Harta yang Bercampur Halal dan Haram, Dalam hadits Abu Hurairah disebutkan bahwa kita diperintahkan untuk mengonsumsi dan menggunakan harta yang halal. Itulah yang Allah terima. Nabi shallallahu ‘alaihi wa sallam bersabda, yang artinya sebagai berikut ini ;
“Sesungguhnya Allah itu thoyyib (baik). Allah Swt tidak akan menerima sesuatu melainkan dari yang thoyyib (halal).” (HR. Muslim no. 1015)
Mengenai hukum menggunakan harta yang bercampur antara halal dan haram sudah dikemukakan jawabannya oleh Ibnu Rajab Al Hambali rahimahullah berikut ini.
1. Jika yang bercampur kebanyakannya itu haram
Untuk harta yang bercampur antara halal dan haram jika yang haram lebih banyak, Imam Ahmad berpendapat bahwa sudah sepantasnya harta tersebut dijauhi kecuali sesuatu yang sedikit atau sesuatu yang sulit dikenali.
Namun para ulama Hambali berselisih pendapat, apakah menggunakannya dihukumi haram ataukah makruh.
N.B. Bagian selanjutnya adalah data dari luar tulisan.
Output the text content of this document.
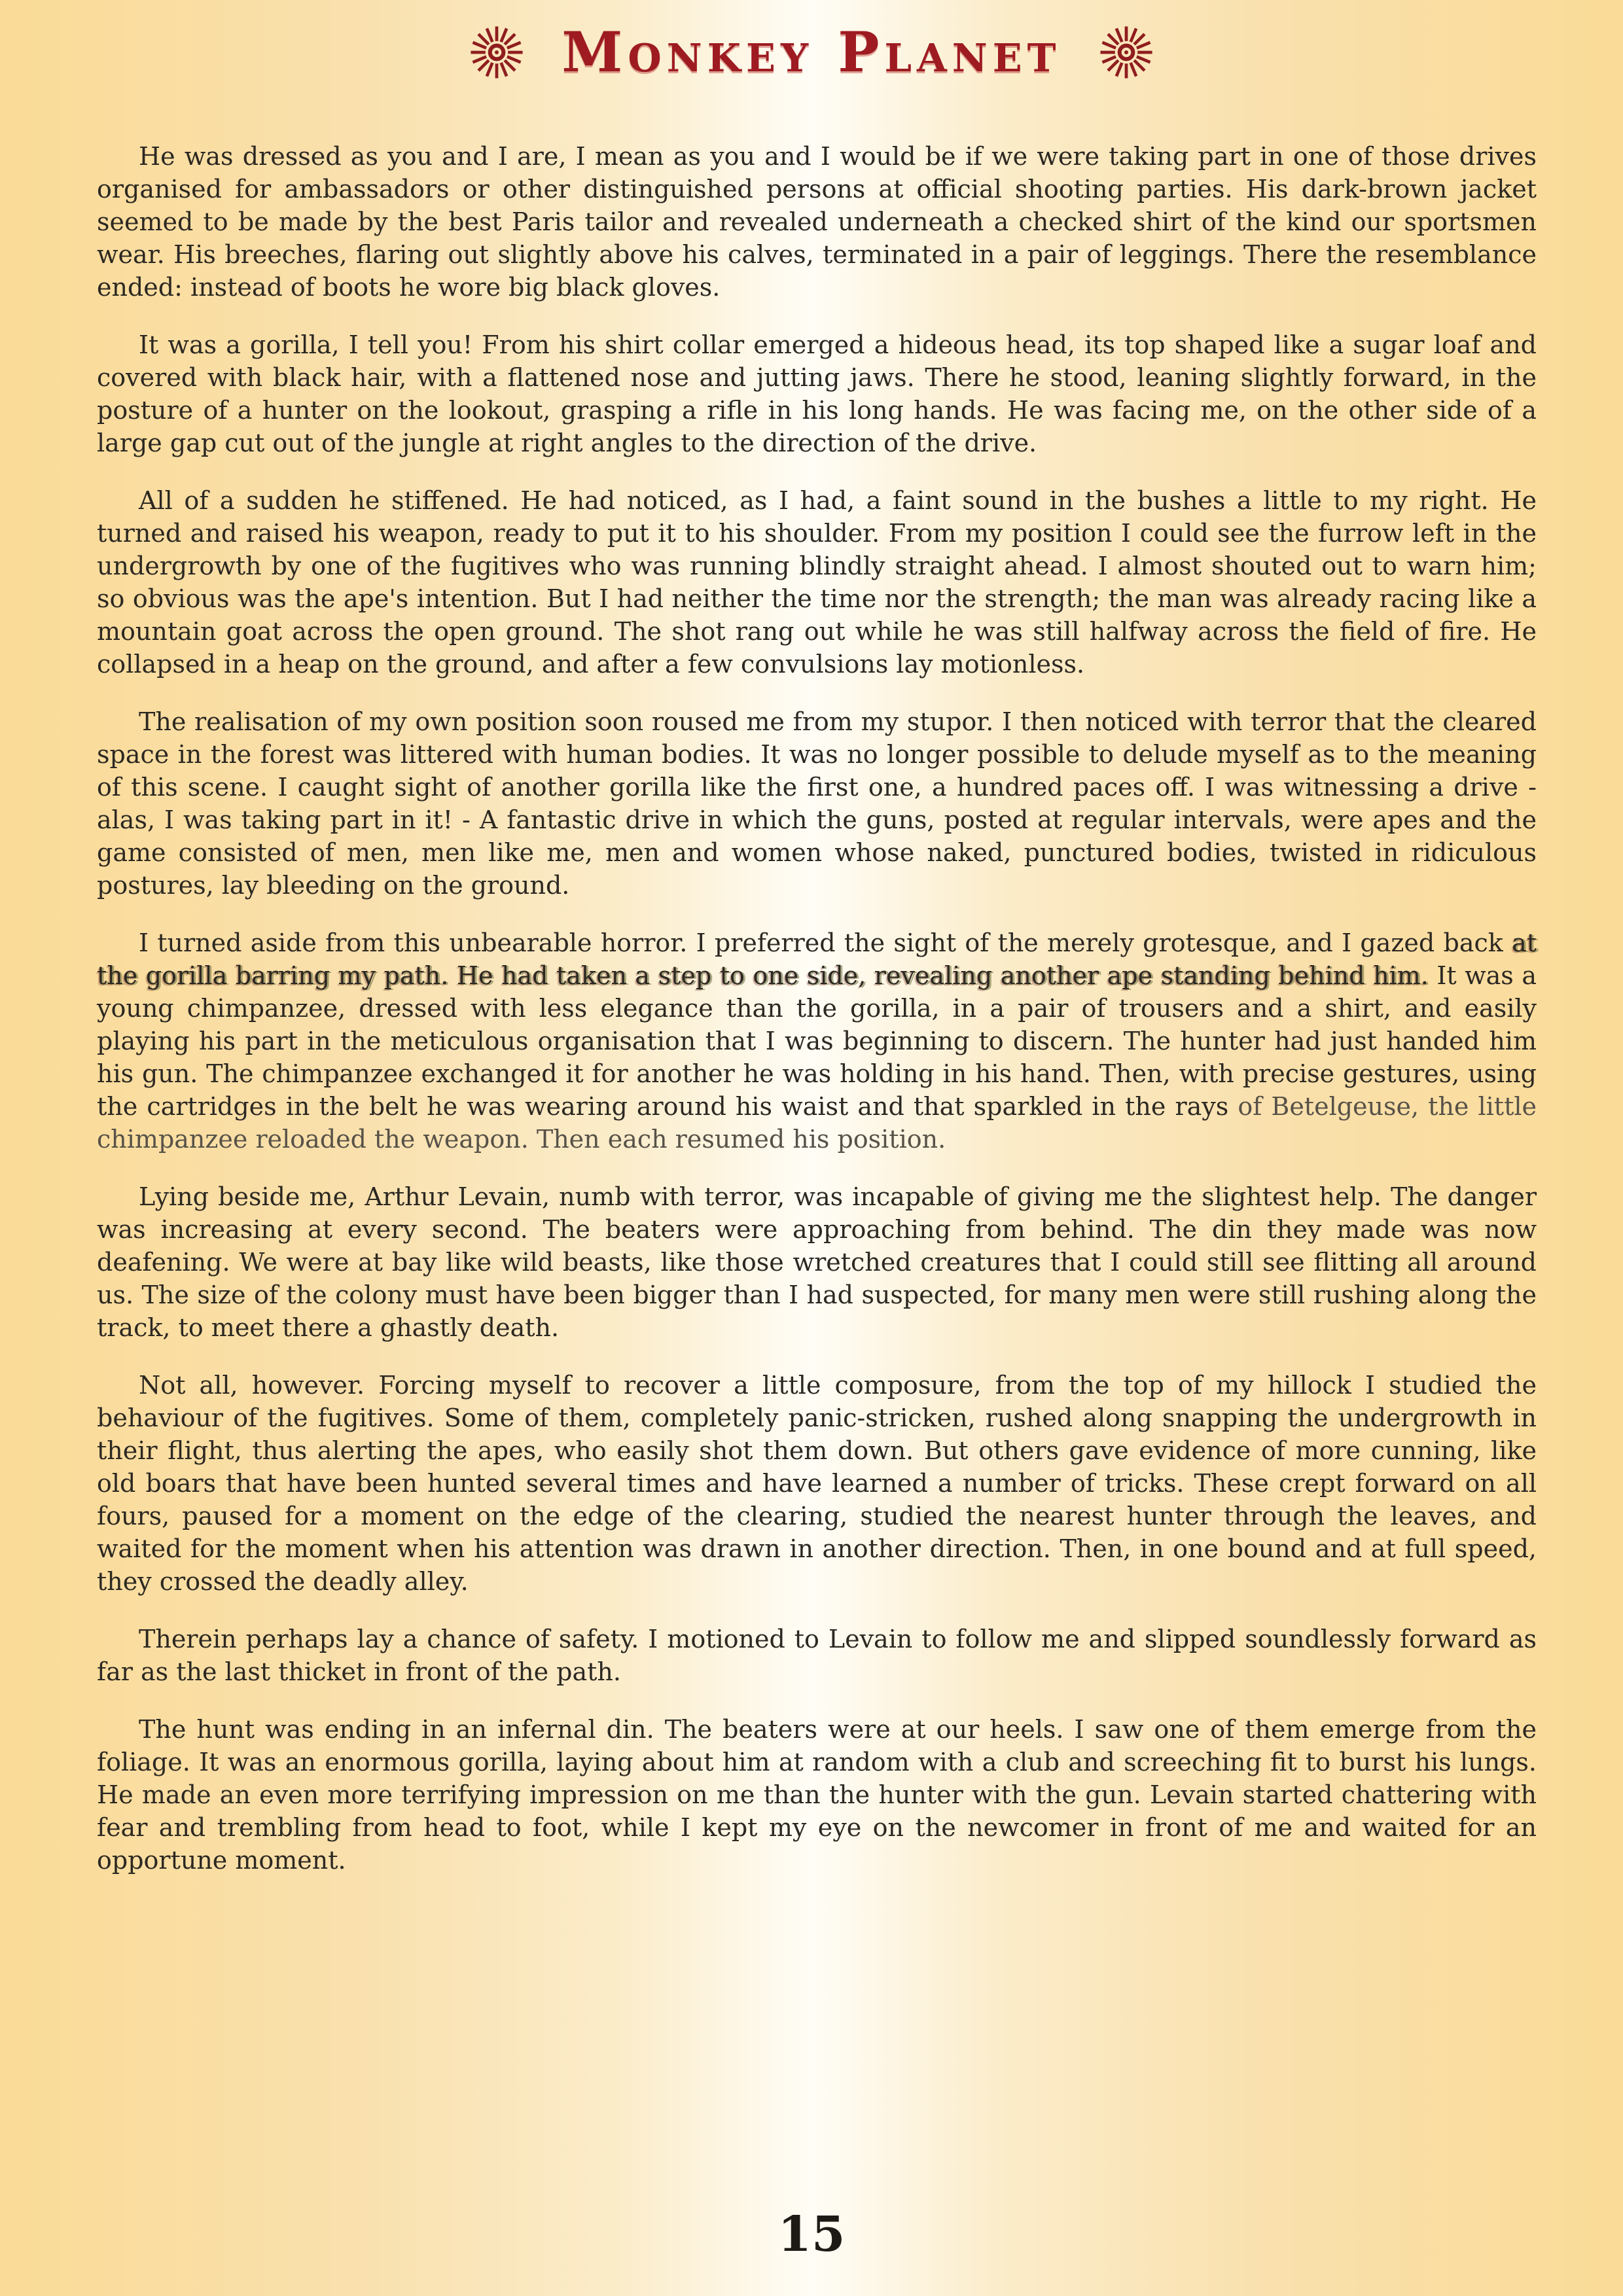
Monkey Planet

He was dressed as you and I are, I mean as you and I would be if we were taking part in one of those drives organised for ambassadors or other distinguished persons at official shooting parties. His dark-brown jacket seemed to be made by the best Paris tailor and revealed underneath a checked shirt of the kind our sportsmen wear. His breeches, flaring out slightly above his calves, terminated in a pair of leggings. There the resemblance ended: instead of boots he wore big black gloves.

It was a gorilla, I tell you! From his shirt collar emerged a hideous head, its top shaped like a sugar loaf and covered with black hair, with a flattened nose and jutting jaws. There he stood, leaning slightly forward, in the posture of a hunter on the lookout, grasping a rifle in his long hands. He was facing me, on the other side of a large gap cut out of the jungle at right angles to the direction of the drive.

All of a sudden he stiffened. He had noticed, as I had, a faint sound in the bushes a little to my right. He turned and raised his weapon, ready to put it to his shoulder. From my position I could see the furrow left in the undergrowth by one of the fugitives who was running blindly straight ahead. I almost shouted out to warn him; so obvious was the ape's intention. But I had neither the time nor the strength; the man was already racing like a mountain goat across the open ground. The shot rang out while he was still halfway across the field of fire. He collapsed in a heap on the ground, and after a few convulsions lay motionless.

The realisation of my own position soon roused me from my stupor. I then noticed with terror that the cleared space in the forest was littered with human bodies. It was no longer possible to delude myself as to the meaning of this scene. I caught sight of another gorilla like the first one, a hundred paces off. I was witnessing a drive - alas, I was taking part in it! - A fantastic drive in which the guns, posted at regular intervals, were apes and the game consisted of men, men like me, men and women whose naked, punctured bodies, twisted in ridiculous postures, lay bleeding on the ground.

I turned aside from this unbearable horror. I preferred the sight of the merely grotesque, and I gazed back at the gorilla barring my path. He had taken a step to one side, revealing another ape standing behind him. It was a young chimpanzee, dressed with less elegance than the gorilla, in a pair of trousers and a shirt, and easily playing his part in the meticulous organisation that I was beginning to discern. The hunter had just handed him his gun. The chimpanzee exchanged it for another he was holding in his hand. Then, with precise gestures, using the cartridges in the belt he was wearing around his waist and that sparkled in the rays of Betelgeuse, the little chimpanzee reloaded the weapon. Then each resumed his position.

Lying beside me, Arthur Levain, numb with terror, was incapable of giving me the slightest help. The danger was increasing at every second. The beaters were approaching from behind. The din they made was now deafening. We were at bay like wild beasts, like those wretched creatures that I could still see flitting all around us. The size of the colony must have been bigger than I had suspected, for many men were still rushing along the track, to meet there a ghastly death.

Not all, however. Forcing myself to recover a little composure, from the top of my hillock I studied the behaviour of the fugitives. Some of them, completely panic-stricken, rushed along snapping the undergrowth in their flight, thus alerting the apes, who easily shot them down. But others gave evidence of more cunning, like old boars that have been hunted several times and have learned a number of tricks. These crept forward on all fours, paused for a moment on the edge of the clearing, studied the nearest hunter through the leaves, and waited for the moment when his attention was drawn in another direction. Then, in one bound and at full speed, they crossed the deadly alley.

Therein perhaps lay a chance of safety. I motioned to Levain to follow me and slipped soundlessly forward as far as the last thicket in front of the path.

The hunt was ending in an infernal din. The beaters were at our heels. I saw one of them emerge from the foliage. It was an enormous gorilla, laying about him at random with a club and screeching fit to burst his lungs. He made an even more terrifying impression on me than the hunter with the gun. Levain started chattering with fear and trembling from head to foot, while I kept my eye on the newcomer in front of me and waited for an opportune moment.

15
Ada dua pendapat dalam masalah ini.
2. Jika yang bercampur kebanyakannya itu halal
Untuk harta yang kebanyakannya itu halal, maka boleh digunakan dan boleh makan dari harta semacam itu. Ada riwayat dari Al Harits dari ‘Ali yang mendukung hal ini. Alasan masih dibolehkannya karena Nabi shallallahu ‘alaihi wa sallam dahulu dan para sahabat biasa bermuamalah dengan orang musyrik dan ahli kitab. Padahal Nabi shallallahu ‘alaihi wa sallam dan para sahabat tahu kalau mereka tidak menjauhi yang haram seluruhnya.
3. Jika samar bagian antara harta halal dan haram.
Jika sama bagian yang halal dan haram, maka itu jadi syubhat. Untuk wara’ atau kehati-hatian lebih baik ditinggalkan. Sufyan berkata, “Aku tidak kagum dengan harta semacam itu. Yang kukagumi adalah meninggalkan harta semacam itu.”
Imam Ahmad punya pendapat untuk harta semacam ini, beliau mengatakan, “Jika harta yang haram itu banyak, harta tersebut dikeluarkan sesuai kadarnya dan sisanya boleh dimanfaatkan. Adapun jika harta tersebut sedikit, maka dijauhi seluruhnya. Karena kalau yang sedikit ini dihindari akan selamat dari yang haram, beda jika harta tersebut banyak.”
Sebagian ulama Hambali menganggap sikap Imam Ahmad di atas adalah dalam rangka untuk wara’ atau bersikap hati-hati terhadap yang haram. Tetap saja masih boleh memanfaatkan sisa harta yang halal baik harta tersebut jumlahnya banyak atau sedikit setelah bagian yang haram itu dikeluarkan. Namun jika suatu harta jelas diketahui sisi haramnya, yang haram tersebut jelas tidak boleh dimanfaatkan.